Parshas HaShavua Divrei Torah sponsored by
Dr. Shapsy Tajerstein, DPM - Podiatry Care.
(410) 788-6633

[Ed. Note] Out of the respect and recognition of the impact made by longtime BJL friend and contributor, Reb Shaya Gross, z’l, we will maintain a living memoriam to Shaya through the sweet words and thoughtful insights of  his Divrei Torah. BJL readers will remember his weekly column on the Parsha and on various Torah ideas and concepts.

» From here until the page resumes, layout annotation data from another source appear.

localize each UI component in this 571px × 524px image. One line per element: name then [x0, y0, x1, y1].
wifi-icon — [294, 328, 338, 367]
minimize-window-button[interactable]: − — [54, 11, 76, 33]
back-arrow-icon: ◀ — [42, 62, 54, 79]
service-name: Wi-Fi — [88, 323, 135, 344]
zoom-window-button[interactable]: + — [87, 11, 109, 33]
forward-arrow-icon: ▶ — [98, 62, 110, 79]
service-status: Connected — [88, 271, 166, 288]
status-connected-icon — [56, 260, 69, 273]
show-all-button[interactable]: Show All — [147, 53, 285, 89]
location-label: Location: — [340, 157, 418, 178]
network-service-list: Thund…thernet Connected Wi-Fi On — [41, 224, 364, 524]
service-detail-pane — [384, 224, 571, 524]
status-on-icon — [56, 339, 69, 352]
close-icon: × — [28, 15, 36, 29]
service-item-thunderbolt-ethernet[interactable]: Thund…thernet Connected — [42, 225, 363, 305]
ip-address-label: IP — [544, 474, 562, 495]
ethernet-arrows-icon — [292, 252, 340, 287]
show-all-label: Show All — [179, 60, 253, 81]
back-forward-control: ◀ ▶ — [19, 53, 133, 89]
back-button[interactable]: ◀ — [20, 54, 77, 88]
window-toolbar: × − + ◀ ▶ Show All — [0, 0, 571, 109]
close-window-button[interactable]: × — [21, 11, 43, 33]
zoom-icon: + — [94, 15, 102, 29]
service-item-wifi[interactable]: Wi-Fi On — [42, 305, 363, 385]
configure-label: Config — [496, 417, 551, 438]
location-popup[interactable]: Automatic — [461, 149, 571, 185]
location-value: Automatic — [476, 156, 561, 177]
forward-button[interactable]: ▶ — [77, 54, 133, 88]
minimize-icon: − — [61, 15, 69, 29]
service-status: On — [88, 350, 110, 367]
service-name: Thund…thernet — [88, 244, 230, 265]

These meaningful words will help us remember this special young man who will be sorely missed and for those who did not merit to know him, this will be the most appropriate way for them to become familiar with who he was.


The Pasuk in this week's Parsha tells us that when one rebukes his fellow Jew, 'ולא תשא עליו חטא.' The simple explanation is that one should be careful to give rebuke in a way where you will not sin, like by embarrassing him.

The Chavas Ya'eer & other commentators explain in a homiletic twist that  ולא תשא עליו' חטא'  means, "don't raise the sin over him." Don't say 'how could you do such a terrible thing, you are such a wicked person.' Rather, lift him up over the sin. Say 'you are such a special person it's not befitting for someone like you to do something like that.'

Perhaps we can take this theme one step further. Not only in regards to rebuking others do we have to be very careful to refrain from derogatory comments and only give positive reinforcement, but also in how we view ourselves. If a person views himself as being a bad person who has sinned in the past, then when more tests come his way, the person might say 'I'm such a bad person already so what difference does it make if I sin more.' Or, 'I'm a not a holy person so my learning, davening, & Mitzvos aren't valuable.'
That is a terrible mistake! 

The correct outlook is to say 'I am a sincere and good person. Although I am not perfect and have my shortcomings, I am seeking to grow and change for the better.' With that outlook, when one is tested with challenges one will be able to say 'no I am not going to give in to the Yetzer Hara because the act that he wants me to do is not befitting someone of my caliber!’

Let us all take this lesson from the Parsha to heart. To always give positive, constructive criticism and for ourselves to always have a healthy self-esteem. This will Iy"H help us overcome a lot of the tests & challenges that the Yetzer Hara sends our way.

[Editor’s note: This was Shaya’s motto. Shaya lived and breathed this every second of his life. Always trying to find the good in every person no matter how far they may have strayed from the path. May we all try to find the good in everyone we meet, and thereby bring an aliya to Shaya’s Neshama.]